2.1. Bij de beoordeling van de aanvraag is het college ervan uitgegaan dat het overgangsrecht van artikel 67a van de Nbw 1998 op deze aanvraag niet van toepassing is. In dat verband stelt het college dat ten tijde van de inwerkingtreding van de wet tot wijziging van de Nbw 1998 (programmatische aanpak stikstof), op 1 juli 2015, de aanvraag onvolledig was omdat een passende beoordeling ontbrak en de beschikbare gegevens niet vóór die datum voldoende waren voor een volledige beoordeling van de aanvraag. Het college stelt zich op het standpunt dat artikel 19km, van de Nbw 1998, wel van toepassing is. Gelet op het vierde lid van dat artikel kan toepassing worden gegeven aan externe saldering als mitigerende maatregel.
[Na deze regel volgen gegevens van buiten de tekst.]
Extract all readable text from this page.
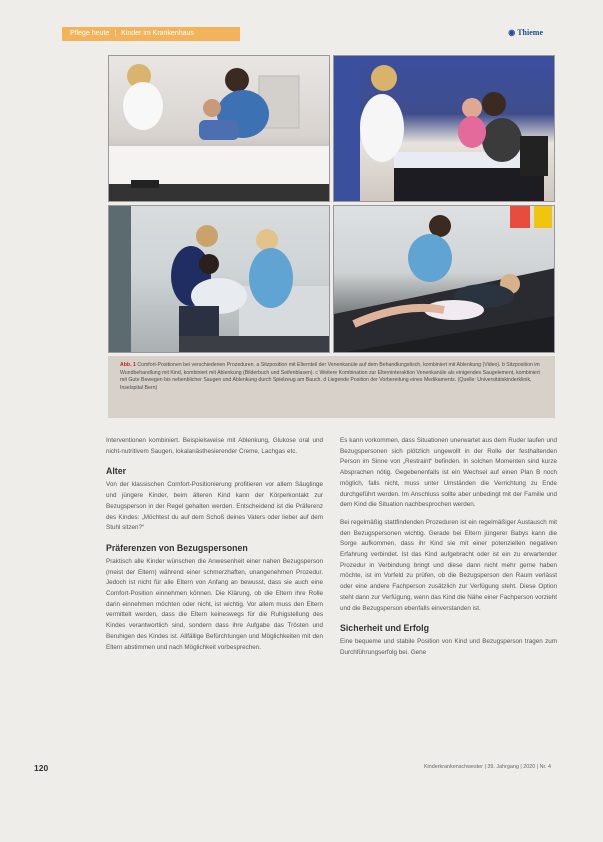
Pflege heute | Kinder im Krankenhaus	◉ Thieme
Abb. 1 Comfort-Positionen bei verschiedenen Prozeduren. a Sitzposition mit Elternteil der Venenkanüle auf dem Behandlungstisch, kombiniert mit Ablenkung (Video). b Sitzposition im Wundbehandlung mit Kind, kombiniert mit Ablenkung (Bilderbuch und Seifenblasen). c Weitere Kombination zur Elterninteraktion Venenkanüle als einigendes Saugelement, kombiniert mit Gute Bewegen bis nebenblicher Saugen und Ablenkung durch Spielzeug am Bauch. d Liegende Position der Vorbereitung eines Medikaments. (Quelle: Universitätskinderklinik, Inselspital Bern)

Interventionen kombiniert. Beispielsweise mit Ablenkung, Glukose oral und nicht-nutritivem Saugen, lokalanästhesierender Creme, Lachgas etc.

Alter

Von der klassischen Comfort-Positionierung profitieren vor allem Säuglinge und jüngere Kinder, beim älteren Kind kann der Körperkontakt zur Bezugsperson in der Regel gehalten werden. Entscheidend ist die Präferenz des Kindes: „Möchtest du auf dem Schoß deines Vaters oder lieber auf dem Stuhl sitzen?“

Präferenzen von Bezugspersonen

Praktisch alle Kinder wünschen die Anwesenheit einer nahen Bezugsperson (meist der Eltern) während einer schmerzhaften, unangenehmen Prozedur. Jedoch ist nicht für alle Eltern von Anfang an bewusst, dass sie auch eine Comfort-Position einnehmen können. Die Klärung, ob die Eltern ihre Rolle darin einnehmen möchten oder nicht, ist wichtig. Vor allem muss den Eltern vermittelt werden, dass die Eltern keineswegs für die Ruhigstellung des Kindes verantwortlich sind, sondern dass ihre Aufgabe das Trösten und Beruhigen des Kindes ist. Allfällige Befürchtungen und Möglichkeiten mit den Eltern abstimmen und nach Möglichkeit vorbesprechen.

Es kann vorkommen, dass Situationen unerwartet aus dem Ruder laufen und Bezugspersonen sich plötzlich ungewollt in der Rolle der festhaltenden Person im Sinne von „Restraint“ befinden. In solchen Momenten sind kurze Absprachen nötig. Gegebenenfalls ist ein Wechsel auf einen Plan B noch möglich, falls nicht, muss unter Umständen die Verrichtung zu Ende durchgeführt werden. Im Anschluss sollte aber unbedingt mit der Familie und dem Kind die Situation nachbesprochen werden.

Bei regelmäßig stattfindenden Prozeduren ist ein regelmäßiger Austausch mit den Bezugspersonen wichtig. Gerade bei Eltern jüngerer Babys kann die Sorge aufkommen, dass ihr Kind sie mit einer potenziellen negativen Erfahrung verbindet. Ist das Kind aufgebracht oder ist ein zu erwartender Prozedur in Verbindung bringt und diese dann nicht mehr gerne haben möchte, ist im Vorfeld zu prüfen, ob die Bezugsperson den Raum verlässt oder eine andere Fachperson zusätzlich zur Verfügung steht. Diese Option steht dann zur Verfügung, wenn das Kind die Nähe einer Fachperson vorzieht und die Bezugsperson ebenfalls einverstanden ist.

Sicherheit und Erfolg

Eine bequeme und stabile Position von Kind und Bezugsperson tragen zum Durchführungserfolg bei. Gene

120	Kinderkrankenschwester | 39. Jahrgang | 2020 | Nr. 4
2.2. Op 1 januari 2017 is de Wet natuurbescherming (hierna: Wnb) in werking getreden en is de Nbw 1998 vervallen. Omdat het bestreden besluit is genomen vóór 1 januari 2017 volgt uit artikel 9.10 van de Wnb dat dit geschil moet worden beoordeeld van de hand van het voor die datum geldende recht.

Artikel 19km van de Nbw 1998, voor zover thans van belang luidde van 1 juli 2015 tot 1 januari 2017:

"3. Voor een project dat of een andere handeling die betrekking heeft op een inrichting als bedoeld in artikel 1.1, derde lid, van de Wet milieubeheer en stikstofdepositie veroorzaakt op een in het programma opgenomen Natura 2000-gebied wordt een vergunning als bedoeld in artikel 19d, eerste lid, niet verleend op grond van het feit dat onmiddellijk in verband met dit project of deze andere handeling een afname van stikstofdepositie plaatsvindt als gevolg van de beëindiging of beperking van een of meer bepaalde andere handelingen buiten die inrichting.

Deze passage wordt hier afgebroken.